LONDON – Amidst spiralling project cost, two Malaysian giants stepped up to provide solid financial stability to the Battersea redevelopment project in London.
On Thursday, 18 January 2018, the Employees Provident Fund (EPF) and Permodalan Nasional Bhd (PNB) announced that they have signed a Heads of Terms (HoT) with Battersea Phase 2 Holding Co Ltd to purchase Phase 2 development assets in the project for RM8.76 billion. This is believed to be the biggest ever real estate deal in UK.
What is interesting is that both EPF and PNB already owned a big stake in the project. EPF is already 20% owner of the entire development whilst PNB is the major shareholder of Sime Darby Property and SP Setia, who in turn are shareholders of the vendor.

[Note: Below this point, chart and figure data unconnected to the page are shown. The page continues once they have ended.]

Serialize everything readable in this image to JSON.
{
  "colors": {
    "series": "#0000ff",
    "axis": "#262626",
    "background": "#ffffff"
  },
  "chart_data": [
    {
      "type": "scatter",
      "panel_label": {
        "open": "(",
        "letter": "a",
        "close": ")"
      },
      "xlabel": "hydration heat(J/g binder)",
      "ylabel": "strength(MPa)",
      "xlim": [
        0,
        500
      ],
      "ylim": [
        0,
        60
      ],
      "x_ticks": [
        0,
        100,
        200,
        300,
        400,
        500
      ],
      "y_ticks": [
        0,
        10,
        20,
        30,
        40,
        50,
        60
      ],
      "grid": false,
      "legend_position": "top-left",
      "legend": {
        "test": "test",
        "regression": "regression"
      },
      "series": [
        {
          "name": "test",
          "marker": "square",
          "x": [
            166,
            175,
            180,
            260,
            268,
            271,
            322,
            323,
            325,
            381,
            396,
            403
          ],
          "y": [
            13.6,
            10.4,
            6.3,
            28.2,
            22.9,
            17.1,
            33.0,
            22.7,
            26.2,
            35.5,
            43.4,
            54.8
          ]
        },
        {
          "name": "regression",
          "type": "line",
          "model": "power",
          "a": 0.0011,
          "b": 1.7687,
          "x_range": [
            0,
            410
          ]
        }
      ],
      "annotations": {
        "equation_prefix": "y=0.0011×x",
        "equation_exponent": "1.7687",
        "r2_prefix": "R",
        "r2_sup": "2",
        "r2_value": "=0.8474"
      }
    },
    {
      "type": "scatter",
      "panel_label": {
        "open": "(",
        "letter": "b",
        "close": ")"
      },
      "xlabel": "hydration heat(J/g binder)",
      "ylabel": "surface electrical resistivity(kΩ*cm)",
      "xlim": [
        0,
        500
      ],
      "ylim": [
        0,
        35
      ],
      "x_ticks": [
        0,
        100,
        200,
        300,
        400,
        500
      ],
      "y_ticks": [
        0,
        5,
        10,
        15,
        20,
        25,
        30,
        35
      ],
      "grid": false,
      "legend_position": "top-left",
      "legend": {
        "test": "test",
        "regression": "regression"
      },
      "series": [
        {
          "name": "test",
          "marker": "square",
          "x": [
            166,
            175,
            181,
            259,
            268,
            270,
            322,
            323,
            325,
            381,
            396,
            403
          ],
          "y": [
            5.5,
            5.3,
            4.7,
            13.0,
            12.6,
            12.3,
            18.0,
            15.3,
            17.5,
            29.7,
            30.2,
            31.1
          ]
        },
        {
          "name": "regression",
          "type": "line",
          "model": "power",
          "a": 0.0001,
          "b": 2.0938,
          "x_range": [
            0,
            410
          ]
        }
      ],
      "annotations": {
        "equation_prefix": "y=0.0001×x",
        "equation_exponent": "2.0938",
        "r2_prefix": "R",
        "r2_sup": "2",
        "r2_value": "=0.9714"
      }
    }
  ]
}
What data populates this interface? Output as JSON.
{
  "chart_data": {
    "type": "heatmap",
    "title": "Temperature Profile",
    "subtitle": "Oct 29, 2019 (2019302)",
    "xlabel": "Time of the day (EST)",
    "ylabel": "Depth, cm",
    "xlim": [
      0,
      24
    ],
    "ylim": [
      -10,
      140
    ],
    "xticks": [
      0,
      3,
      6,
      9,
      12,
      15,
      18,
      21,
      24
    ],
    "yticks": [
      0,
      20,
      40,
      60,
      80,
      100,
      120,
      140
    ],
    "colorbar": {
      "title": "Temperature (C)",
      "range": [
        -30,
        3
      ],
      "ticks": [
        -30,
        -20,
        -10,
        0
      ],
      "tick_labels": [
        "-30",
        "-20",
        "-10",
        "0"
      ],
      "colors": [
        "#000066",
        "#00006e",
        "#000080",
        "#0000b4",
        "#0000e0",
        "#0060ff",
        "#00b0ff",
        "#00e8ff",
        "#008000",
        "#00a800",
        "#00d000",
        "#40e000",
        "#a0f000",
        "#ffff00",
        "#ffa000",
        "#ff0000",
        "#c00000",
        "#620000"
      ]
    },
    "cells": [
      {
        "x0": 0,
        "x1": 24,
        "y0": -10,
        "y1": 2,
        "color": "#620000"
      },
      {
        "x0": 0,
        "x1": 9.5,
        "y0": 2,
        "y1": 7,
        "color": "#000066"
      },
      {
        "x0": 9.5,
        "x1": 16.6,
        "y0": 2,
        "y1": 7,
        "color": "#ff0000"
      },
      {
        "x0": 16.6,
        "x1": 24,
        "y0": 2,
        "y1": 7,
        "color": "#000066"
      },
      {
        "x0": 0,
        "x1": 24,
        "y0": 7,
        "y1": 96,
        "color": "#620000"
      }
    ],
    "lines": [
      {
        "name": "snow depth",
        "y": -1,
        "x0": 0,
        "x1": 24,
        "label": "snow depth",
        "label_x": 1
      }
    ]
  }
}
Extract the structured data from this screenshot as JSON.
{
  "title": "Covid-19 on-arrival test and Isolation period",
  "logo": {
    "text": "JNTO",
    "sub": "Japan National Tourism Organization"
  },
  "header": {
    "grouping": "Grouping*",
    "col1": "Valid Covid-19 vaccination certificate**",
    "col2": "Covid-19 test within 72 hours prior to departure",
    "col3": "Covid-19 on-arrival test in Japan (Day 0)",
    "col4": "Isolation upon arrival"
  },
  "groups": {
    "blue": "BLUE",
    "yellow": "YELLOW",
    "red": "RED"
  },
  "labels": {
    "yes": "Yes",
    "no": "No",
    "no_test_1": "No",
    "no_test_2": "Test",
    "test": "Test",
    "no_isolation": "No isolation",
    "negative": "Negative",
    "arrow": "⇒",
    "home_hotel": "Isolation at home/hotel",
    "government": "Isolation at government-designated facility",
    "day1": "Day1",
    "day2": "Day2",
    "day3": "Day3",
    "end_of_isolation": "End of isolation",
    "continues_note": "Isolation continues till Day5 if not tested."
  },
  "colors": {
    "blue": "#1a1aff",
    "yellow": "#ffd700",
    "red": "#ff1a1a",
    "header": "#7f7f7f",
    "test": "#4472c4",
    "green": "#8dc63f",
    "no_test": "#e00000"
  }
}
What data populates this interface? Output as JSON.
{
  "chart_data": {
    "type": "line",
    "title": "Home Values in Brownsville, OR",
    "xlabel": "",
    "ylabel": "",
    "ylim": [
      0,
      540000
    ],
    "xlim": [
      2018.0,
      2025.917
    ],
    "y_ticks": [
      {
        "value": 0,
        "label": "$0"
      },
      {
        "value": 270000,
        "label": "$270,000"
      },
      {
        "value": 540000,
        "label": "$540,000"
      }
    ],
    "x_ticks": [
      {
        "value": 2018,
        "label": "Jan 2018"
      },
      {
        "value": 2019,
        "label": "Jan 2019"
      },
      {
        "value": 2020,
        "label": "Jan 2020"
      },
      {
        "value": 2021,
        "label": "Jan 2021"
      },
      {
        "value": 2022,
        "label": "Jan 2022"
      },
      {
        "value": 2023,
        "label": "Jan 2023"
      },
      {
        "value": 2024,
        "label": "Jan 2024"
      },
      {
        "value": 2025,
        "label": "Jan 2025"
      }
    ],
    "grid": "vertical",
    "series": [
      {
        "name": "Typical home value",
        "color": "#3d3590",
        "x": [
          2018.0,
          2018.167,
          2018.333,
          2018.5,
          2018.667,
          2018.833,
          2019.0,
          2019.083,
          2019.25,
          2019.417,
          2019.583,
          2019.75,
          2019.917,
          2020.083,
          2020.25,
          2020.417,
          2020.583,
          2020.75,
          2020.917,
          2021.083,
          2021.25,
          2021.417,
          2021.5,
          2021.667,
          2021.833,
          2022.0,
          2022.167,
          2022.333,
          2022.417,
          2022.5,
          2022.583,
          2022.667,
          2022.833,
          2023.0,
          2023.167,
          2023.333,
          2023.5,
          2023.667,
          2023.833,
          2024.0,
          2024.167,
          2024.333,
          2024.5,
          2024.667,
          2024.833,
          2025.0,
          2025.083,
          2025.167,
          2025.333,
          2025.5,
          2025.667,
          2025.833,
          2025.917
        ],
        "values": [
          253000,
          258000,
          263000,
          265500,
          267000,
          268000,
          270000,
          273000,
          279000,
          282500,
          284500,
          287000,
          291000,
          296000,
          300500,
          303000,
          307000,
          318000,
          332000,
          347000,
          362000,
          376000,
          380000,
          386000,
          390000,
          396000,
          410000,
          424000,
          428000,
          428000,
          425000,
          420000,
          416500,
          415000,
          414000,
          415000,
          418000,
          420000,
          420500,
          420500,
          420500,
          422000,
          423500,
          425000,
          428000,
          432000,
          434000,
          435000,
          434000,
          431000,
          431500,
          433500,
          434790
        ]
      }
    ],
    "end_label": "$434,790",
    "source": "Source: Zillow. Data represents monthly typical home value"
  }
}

What they are actually buying is Phase Two of the Battersea project, which includes the Power Station building itself, 470,000 sq ft of new headquarters for Apple, and 250 apartments that are mostly sold. Phase Two is expected to be completed in 2020 whilst Phase One of the project, known as Circus West Village, has already been completed.
Why would EPF and PNB willing to pay such an amount? It is believed that the recurring steady stream of income from the Apple’s lease is the main attraction for these fund managers. Both EPF and PNB have large hoard of cash but it is very tricky to get steady cash flow that they need to pay the famously high dividends they pay out to their members.
It seems like a win-win situation for everyone. EPF and PNB could productively utilise their cash on a high yielding property in a premium location. With the secured funding from the deal, SP Setia can now complete the development and is expected to earn RM400 million profit (PublicInvest Research).